Native to Northern Hemisphere
Veronica, which is more commonly known as a ”speedwell” because it was often found along roadsides and was said that the masses of these pretty flowers were there to “speed you well”. In Ireland, a bit of the plant was pinned on the clothing to keep travelers from accidents. The origin of the name veronica dates back to the time when Jesus Christ was alive and there is a good bit of storytelling behind that.
The veronica flower bears roughly 500 species to its name. The majority of these species are native to the milder areas of the Northern Hemisphere; however, some can be seen sprouting in the summer region as well. The flower can grow as tall as thirty inches with flowers growing from the thick two to three inch stem. The plants themselves have simple, two-inch leaves protruding from the stem. The veronica forms impressive flower spikes that come in white, pink, purple and blue shades. The flower spikes are composed of dozens of densely arranged, small florets that open progressively from the base upwards.

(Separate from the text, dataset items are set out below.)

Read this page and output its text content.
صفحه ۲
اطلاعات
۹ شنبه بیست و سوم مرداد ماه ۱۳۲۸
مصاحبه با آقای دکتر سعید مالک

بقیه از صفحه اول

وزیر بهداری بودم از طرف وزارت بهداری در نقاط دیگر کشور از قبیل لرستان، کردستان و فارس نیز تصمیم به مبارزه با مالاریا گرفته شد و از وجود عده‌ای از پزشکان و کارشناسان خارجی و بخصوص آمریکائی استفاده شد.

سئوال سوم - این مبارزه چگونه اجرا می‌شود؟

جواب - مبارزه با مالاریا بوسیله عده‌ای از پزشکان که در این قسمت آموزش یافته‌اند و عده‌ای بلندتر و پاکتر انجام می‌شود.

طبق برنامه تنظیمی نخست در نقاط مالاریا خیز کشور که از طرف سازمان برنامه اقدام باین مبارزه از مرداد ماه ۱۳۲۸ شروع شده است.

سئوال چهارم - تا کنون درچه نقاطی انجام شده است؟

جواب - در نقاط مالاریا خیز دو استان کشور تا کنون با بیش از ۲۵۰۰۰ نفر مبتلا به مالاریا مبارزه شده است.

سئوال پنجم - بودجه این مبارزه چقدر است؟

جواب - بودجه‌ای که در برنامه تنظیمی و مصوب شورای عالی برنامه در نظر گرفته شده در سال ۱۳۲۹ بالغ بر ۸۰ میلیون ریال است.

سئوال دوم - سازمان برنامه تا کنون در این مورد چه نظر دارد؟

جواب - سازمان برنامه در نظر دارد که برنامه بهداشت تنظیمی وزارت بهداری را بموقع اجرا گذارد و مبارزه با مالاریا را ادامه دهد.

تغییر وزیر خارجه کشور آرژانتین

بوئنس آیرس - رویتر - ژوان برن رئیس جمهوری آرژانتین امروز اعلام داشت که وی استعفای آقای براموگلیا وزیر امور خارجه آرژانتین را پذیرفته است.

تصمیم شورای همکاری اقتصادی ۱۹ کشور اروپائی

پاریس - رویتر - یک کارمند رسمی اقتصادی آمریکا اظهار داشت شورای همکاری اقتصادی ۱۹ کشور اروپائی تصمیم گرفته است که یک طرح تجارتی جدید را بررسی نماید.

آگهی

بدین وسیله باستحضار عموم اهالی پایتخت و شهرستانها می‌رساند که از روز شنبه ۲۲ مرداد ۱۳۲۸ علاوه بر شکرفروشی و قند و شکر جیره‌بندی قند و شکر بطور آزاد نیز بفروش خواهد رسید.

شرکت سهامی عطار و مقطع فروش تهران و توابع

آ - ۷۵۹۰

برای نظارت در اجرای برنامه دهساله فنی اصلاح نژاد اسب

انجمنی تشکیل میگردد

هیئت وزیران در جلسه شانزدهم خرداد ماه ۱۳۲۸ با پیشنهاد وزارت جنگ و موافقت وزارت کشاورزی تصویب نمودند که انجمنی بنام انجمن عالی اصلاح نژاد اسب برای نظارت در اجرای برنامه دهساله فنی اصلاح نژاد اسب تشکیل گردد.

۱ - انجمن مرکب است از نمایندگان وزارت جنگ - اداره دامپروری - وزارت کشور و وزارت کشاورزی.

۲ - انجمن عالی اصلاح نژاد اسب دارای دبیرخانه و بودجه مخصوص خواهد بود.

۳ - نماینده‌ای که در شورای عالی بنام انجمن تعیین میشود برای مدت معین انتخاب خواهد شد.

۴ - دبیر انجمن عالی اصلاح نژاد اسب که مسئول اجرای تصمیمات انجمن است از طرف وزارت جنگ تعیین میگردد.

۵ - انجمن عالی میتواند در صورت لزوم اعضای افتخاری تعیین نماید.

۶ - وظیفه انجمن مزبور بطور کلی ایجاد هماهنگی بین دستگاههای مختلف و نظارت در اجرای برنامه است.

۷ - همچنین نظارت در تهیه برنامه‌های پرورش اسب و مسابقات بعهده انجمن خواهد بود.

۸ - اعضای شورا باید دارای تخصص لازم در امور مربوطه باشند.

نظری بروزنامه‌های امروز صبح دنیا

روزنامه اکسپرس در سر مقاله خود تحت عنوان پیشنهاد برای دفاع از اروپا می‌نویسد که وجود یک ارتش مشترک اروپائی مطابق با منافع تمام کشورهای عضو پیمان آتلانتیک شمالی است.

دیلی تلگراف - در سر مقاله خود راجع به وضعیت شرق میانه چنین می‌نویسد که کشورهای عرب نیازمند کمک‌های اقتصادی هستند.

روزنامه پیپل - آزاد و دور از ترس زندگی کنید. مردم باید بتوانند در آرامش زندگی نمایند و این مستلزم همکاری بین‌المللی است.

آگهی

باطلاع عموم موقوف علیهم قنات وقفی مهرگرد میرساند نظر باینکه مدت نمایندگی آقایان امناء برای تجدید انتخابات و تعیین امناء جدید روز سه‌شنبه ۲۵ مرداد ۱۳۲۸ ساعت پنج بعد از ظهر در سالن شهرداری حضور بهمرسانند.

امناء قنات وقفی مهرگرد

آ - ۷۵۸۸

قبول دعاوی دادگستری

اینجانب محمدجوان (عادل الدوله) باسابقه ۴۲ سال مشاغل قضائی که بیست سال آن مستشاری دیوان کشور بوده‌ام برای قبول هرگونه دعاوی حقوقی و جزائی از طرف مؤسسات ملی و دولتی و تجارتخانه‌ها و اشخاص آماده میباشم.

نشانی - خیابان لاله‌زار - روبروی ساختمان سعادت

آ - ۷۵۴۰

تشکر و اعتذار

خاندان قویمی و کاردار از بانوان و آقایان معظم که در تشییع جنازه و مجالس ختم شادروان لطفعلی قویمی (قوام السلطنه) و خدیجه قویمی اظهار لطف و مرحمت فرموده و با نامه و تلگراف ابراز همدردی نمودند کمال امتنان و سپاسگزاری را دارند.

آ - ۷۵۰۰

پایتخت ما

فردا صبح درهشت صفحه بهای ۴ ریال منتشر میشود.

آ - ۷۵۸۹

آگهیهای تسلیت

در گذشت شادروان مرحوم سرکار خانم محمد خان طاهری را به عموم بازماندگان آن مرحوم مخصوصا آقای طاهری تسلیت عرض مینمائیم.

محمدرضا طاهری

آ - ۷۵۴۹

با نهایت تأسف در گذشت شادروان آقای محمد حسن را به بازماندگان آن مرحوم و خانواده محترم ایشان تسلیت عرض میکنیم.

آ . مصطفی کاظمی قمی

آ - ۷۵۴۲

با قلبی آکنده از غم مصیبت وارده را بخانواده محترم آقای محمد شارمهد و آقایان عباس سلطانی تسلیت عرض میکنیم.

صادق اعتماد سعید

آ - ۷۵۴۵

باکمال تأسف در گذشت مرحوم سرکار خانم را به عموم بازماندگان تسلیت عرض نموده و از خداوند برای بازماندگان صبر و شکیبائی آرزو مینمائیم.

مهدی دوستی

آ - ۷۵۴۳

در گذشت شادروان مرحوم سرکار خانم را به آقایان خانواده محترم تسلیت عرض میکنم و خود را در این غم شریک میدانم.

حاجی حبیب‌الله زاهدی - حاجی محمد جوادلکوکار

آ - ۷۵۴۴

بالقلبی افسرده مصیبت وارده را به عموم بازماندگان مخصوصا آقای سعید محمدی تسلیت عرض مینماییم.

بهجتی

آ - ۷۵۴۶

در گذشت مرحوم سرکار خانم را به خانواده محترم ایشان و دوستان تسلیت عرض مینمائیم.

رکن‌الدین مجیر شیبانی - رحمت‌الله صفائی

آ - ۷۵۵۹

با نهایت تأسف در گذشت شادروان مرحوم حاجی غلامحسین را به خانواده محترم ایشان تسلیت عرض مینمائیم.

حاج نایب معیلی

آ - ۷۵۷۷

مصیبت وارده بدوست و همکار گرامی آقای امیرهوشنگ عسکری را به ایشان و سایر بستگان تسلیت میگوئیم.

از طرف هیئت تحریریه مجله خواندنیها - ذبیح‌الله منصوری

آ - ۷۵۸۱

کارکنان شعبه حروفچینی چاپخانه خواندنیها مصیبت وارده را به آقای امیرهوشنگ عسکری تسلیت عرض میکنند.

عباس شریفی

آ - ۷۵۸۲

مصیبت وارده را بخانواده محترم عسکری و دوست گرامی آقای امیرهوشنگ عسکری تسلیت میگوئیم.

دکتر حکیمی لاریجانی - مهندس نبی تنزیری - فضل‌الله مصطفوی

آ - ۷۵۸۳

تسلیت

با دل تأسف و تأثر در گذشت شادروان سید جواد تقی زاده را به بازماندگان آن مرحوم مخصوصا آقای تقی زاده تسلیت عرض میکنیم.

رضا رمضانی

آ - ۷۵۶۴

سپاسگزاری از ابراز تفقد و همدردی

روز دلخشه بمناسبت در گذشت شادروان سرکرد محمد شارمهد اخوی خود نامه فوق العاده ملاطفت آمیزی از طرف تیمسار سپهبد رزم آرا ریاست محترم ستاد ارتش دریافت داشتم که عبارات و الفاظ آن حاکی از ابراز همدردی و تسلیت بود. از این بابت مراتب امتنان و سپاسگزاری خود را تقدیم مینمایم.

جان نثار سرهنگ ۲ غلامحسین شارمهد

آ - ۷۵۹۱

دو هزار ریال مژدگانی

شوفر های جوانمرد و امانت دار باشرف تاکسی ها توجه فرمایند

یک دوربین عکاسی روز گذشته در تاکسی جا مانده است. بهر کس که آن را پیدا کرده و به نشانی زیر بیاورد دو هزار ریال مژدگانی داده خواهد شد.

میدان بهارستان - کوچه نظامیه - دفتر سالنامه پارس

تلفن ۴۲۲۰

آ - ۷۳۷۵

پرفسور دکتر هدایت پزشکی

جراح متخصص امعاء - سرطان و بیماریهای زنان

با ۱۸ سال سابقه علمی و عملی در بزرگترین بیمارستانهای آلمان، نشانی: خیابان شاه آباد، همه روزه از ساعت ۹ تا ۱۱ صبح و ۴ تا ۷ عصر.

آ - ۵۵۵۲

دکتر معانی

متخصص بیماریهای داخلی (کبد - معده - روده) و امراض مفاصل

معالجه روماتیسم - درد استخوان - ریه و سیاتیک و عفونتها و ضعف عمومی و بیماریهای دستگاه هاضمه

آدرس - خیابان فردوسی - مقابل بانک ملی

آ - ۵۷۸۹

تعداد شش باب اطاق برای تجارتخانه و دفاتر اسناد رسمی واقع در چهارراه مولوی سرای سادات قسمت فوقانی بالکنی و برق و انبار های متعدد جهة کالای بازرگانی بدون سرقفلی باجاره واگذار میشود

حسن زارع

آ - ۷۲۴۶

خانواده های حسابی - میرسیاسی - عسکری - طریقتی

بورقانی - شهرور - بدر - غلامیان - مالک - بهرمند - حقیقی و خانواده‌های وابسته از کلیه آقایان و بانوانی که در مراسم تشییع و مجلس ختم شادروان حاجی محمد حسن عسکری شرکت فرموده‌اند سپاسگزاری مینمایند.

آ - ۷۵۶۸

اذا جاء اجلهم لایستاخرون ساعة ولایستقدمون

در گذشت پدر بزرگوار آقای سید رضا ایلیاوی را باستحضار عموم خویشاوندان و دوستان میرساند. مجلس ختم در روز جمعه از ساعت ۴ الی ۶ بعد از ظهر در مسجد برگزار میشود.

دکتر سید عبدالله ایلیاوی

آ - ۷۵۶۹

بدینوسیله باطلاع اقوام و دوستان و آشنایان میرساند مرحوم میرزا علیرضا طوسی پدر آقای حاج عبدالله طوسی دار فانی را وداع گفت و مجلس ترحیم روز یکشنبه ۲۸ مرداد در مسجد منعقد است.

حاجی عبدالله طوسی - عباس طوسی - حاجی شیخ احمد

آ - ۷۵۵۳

Growing Recommendations - Veronica
Veronicas will succeed in any good, well-drained garden soil in full sun or partial shade. The veronica should be planted in the start of spring or the start of autumn and the seeds should be sowed between eighteen and twenty-four centimeters apart. If planting from a container, dig a hole twice the size of the containers diameter and keep the plants nine to twelve inches apart. When placing the plant in the hole, ensure that the top of the root ball is level with the soil surface. Make sure you water thoroughly. Water well weekly until the soil is completely moist in summers with no rainfall. It is also important to deadhead old flowers prolong to blooming. When the blooms and foliage are killed by the first frost, cut the plant back until it is only two or three inches off the ground. This will protect it during the winter and encourage growth in the spring.